Due to low mortgage rates and a subsequent surge in refinances, mortgage origination volume is expected to reach $2.06 trillion this year, the best since 2007, according to the Mortgage Bankers Association’s most recent economic forecast.

However, total origination volume is forecast to decrease to around $1.89 trillion in 2020 and to around $1.74 trillion in 2021.

Purchase volume is forecast to increase 1.6% to $1.29 trillion in 2020, however, refinance volume is expected to fall by 24.5% to $599 billion, according to the report.

Mike Fratantoni, chief economist and senior vice president for research and industry technology for the MBA, says geopolitical uncertainty and a slowdown in the global economy combined to be the driving force behind this year’s increased financial market volatility and drop in interest rates.

Fratantoni says he expects these headwinds to continue, which will lead to slower economic growth in the U.S. next year.

“Interest rates will, on average, remain lower for longer given the somewhat cloudy economic outlook,” Fratantoni says in a statement. “These lower rates will in turn support both purchase and refinance origination volume in 2020.

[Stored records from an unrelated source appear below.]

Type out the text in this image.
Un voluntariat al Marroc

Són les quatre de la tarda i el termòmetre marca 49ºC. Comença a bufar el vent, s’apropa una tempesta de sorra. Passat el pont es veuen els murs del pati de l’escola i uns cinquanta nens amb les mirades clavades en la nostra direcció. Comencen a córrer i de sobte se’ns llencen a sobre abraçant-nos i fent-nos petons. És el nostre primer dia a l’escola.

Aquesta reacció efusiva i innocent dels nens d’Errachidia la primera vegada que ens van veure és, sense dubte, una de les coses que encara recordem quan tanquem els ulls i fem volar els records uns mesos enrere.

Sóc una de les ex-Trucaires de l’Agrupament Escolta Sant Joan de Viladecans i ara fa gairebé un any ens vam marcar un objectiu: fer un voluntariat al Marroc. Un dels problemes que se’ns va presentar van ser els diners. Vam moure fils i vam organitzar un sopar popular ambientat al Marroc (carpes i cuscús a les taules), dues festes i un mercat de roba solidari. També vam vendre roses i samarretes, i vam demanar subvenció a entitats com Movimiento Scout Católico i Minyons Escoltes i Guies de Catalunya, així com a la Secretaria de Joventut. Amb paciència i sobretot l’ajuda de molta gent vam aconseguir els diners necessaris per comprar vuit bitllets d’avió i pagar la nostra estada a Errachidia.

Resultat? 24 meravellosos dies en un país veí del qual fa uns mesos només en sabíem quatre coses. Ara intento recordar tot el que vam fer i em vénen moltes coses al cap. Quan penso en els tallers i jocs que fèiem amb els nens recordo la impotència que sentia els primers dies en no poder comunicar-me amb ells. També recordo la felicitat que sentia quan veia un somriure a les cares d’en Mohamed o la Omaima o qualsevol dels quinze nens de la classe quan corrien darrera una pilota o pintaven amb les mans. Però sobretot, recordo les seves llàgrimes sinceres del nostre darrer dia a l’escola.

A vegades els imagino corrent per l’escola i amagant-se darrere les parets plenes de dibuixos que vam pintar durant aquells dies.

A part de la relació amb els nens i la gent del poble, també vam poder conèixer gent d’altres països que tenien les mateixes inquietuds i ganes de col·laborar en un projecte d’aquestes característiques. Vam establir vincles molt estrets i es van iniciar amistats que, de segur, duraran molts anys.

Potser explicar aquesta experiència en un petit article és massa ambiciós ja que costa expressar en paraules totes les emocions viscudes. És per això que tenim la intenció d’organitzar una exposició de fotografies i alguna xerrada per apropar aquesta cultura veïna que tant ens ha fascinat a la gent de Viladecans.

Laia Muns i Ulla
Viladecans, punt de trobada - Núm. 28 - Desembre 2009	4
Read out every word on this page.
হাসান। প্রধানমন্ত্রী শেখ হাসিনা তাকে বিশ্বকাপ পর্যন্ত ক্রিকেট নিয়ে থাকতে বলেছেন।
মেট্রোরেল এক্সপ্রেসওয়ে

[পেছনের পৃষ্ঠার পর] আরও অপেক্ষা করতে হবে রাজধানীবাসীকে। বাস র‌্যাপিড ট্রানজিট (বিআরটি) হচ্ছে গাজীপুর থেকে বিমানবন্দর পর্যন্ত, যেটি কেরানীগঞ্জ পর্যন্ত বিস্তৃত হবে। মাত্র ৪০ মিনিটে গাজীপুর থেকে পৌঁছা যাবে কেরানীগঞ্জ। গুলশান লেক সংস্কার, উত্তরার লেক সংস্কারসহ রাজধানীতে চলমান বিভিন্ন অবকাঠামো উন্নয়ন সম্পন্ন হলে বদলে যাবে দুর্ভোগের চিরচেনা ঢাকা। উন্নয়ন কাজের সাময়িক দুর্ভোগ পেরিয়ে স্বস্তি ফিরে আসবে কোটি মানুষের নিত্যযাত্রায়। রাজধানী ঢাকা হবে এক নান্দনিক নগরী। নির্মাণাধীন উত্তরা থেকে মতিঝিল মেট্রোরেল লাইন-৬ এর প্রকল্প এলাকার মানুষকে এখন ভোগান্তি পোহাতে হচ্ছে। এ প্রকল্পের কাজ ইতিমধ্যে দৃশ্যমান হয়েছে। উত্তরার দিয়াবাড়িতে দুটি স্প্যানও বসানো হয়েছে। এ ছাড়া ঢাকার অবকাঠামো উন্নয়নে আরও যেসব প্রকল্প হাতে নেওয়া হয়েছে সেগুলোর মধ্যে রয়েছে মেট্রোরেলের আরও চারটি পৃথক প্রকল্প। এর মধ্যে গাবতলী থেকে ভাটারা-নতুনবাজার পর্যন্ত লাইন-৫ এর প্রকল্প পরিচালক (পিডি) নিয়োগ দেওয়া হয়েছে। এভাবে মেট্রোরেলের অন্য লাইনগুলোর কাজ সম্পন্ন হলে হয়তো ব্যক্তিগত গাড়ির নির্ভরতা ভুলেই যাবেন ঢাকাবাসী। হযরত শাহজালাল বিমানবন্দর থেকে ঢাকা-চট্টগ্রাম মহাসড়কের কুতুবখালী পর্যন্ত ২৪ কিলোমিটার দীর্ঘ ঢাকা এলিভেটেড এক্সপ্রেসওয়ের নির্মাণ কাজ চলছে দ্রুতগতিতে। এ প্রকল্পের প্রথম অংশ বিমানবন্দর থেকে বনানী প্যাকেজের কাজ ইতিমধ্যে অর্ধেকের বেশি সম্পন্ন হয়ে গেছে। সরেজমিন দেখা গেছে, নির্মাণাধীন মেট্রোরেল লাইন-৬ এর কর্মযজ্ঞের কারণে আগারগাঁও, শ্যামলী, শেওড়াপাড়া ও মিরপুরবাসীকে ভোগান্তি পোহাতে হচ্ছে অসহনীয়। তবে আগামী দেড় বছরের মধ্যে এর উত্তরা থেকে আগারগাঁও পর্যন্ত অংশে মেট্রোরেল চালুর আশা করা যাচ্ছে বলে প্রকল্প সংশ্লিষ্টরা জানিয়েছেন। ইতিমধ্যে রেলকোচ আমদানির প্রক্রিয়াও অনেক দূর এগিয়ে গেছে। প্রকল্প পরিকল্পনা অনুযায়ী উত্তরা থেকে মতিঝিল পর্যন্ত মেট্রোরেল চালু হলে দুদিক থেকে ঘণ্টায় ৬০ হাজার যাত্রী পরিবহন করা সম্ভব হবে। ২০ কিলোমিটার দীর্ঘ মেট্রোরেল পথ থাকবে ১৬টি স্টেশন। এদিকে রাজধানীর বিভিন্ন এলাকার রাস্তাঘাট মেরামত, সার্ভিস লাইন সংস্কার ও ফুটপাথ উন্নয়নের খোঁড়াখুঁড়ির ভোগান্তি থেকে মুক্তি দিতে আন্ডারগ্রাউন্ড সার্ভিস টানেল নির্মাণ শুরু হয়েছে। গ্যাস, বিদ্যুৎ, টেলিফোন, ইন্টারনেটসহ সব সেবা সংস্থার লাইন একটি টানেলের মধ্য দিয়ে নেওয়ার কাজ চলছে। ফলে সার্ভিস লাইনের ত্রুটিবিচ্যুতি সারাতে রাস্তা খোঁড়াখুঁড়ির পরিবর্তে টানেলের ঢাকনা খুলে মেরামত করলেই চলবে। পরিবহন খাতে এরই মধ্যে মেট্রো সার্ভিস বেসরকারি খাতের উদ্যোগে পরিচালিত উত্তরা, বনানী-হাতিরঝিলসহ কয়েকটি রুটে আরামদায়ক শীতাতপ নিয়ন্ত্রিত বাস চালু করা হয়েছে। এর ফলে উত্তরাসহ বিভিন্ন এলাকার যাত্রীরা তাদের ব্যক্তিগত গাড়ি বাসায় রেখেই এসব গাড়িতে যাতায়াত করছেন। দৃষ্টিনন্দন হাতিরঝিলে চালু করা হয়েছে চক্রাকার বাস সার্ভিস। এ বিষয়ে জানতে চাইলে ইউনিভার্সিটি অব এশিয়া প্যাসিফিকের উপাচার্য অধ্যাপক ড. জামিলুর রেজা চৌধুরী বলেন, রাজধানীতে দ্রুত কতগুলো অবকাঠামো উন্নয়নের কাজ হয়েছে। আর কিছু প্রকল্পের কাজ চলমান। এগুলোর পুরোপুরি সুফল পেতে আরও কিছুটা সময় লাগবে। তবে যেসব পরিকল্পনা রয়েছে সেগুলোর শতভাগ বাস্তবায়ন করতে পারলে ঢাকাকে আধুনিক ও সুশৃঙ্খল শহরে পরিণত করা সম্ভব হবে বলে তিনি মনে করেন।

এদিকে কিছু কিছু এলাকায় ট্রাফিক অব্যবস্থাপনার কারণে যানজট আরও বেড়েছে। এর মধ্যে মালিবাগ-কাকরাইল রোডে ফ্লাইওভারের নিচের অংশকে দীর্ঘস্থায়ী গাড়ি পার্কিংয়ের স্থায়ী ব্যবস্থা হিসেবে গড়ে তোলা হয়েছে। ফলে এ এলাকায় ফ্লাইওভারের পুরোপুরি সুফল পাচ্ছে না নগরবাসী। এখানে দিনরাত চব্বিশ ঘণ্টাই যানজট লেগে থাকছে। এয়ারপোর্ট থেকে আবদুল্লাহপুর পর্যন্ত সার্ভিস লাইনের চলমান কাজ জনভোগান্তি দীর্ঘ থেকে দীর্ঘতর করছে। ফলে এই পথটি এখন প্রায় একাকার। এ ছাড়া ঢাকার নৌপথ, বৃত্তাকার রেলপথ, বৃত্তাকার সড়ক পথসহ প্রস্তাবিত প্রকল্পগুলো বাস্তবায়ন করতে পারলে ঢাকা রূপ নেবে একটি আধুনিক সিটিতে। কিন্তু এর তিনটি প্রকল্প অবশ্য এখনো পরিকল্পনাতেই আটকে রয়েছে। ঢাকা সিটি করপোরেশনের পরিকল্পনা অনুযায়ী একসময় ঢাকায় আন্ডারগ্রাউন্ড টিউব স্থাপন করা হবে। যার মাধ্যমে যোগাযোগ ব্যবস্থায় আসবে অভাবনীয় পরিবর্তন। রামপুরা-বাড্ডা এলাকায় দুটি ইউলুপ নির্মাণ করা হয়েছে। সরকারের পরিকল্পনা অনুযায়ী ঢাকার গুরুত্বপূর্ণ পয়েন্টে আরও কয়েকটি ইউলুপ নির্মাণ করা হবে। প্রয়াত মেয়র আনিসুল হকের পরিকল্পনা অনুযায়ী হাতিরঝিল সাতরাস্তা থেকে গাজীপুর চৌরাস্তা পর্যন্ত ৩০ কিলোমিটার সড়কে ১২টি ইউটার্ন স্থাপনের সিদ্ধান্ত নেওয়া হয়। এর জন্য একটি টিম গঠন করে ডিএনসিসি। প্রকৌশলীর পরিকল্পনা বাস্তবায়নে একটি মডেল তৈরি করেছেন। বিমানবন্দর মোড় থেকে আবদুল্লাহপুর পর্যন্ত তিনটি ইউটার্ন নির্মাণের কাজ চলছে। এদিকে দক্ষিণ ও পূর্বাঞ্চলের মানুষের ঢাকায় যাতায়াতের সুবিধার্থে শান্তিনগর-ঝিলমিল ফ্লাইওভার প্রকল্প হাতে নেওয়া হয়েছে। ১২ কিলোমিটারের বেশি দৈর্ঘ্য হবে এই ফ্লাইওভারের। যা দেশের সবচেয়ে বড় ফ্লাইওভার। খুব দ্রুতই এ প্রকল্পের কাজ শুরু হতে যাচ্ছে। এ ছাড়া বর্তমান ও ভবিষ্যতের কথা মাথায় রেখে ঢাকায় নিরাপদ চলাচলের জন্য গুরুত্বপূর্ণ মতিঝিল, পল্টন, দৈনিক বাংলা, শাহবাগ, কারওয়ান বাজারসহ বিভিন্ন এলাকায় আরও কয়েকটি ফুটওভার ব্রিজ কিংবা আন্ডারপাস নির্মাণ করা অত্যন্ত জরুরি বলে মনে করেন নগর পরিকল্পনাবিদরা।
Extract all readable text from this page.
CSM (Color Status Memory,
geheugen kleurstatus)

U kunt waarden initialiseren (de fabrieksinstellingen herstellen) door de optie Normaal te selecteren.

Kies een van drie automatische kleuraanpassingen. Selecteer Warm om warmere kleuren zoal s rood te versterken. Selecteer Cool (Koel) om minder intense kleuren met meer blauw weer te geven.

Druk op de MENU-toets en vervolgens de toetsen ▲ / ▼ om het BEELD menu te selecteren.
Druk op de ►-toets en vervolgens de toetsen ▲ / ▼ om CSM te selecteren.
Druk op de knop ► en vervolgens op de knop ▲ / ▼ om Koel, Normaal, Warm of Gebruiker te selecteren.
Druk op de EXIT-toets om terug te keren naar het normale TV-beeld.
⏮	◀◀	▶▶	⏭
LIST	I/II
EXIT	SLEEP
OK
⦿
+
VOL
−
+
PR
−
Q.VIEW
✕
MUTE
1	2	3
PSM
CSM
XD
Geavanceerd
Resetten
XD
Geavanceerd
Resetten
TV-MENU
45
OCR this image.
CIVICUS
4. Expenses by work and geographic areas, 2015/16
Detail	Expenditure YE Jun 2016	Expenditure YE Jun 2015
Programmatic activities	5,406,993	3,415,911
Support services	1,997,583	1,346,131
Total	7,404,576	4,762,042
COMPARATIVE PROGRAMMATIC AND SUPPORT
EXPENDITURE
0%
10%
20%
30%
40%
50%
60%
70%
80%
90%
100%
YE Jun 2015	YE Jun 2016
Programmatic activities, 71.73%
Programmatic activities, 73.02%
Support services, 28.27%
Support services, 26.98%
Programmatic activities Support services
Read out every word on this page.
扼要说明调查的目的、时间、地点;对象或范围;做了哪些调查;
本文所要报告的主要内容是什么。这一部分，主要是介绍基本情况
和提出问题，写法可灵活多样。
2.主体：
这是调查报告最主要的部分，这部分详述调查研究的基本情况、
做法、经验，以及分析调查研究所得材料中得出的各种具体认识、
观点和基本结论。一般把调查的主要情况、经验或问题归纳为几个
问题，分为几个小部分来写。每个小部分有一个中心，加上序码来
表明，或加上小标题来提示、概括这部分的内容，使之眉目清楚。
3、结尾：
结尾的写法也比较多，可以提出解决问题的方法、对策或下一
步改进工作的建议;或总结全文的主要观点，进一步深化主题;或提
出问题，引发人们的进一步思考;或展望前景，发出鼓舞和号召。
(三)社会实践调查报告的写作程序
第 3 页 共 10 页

“Lower-than-expected mortgage rates gave the refinance market a significant boost this year, resulting in it being the strongest year of volume since 2016,” Fratantoni says. “Given the capacity constraints in the industry, some of this refinance activity will spill into the first half of next year.”

After multiple years of home-price growth far outpacing wage gains, several markets in 2019 saw a slight slowdown in price appreciation.

Fratantoni says he expects to see further deceleration of home price appreciation in the next few years, as additional housing supply comes on the market.

“Moderating price growth is healthy, as it allows household incomes to catch up with home values,” he says. “This improvement in affordability will lead to more home sales – especially given the rise in household formation and growing demand from first-time homebuyers.”

For the mortgage industry, Fratantoni believes that if refinance volume does wane, as he expects in the second half of 2020, the margin pressures many mortgage companies faced in 2018 may reappear.

“The industry continues to be challenged by elevated costs, and as we saw in 2018, the mortgage market is quite competitive,” he says. “Revenues fall when lenders are chasing fewer loans.”

On the monetary policy front, Fratantoni expects the Federal Reserve will cut rates one more time before the end of the year, and then hold at that level until the economy resumes growth at a faster pace.

He anticipates that the 10-year Treasury rate will increase gradually to around 1.9% next year, which will cause the 30-year to rise to around 4%.

“The health of the labor market plays a significant role in the outlook for housing,” Fratantoni says. “Although job growth is expected to slow, along with the economy, overall market conditions look decent next year. Low mortgage rates and millennial buyer demand will be the primary reasons for a slight increase in purchase activity in 2020.”

The MBA forecasts that existing-home sales will reach an annual pace of 5.415 million in 2019, however, that is anticipated to increase to 5.556 million in 2020 and to 5.699 million in 2021.

Housing starts are forecast to reach an annual pace of 1.263 million in 2019, then increase to 1.301 million in 2020 and to 1.339 million in 2021.

The refinance share of total mortgage origination volume is expected to average around 38% in 2019, but fall to 32% in 2020, and to 25% in 2021.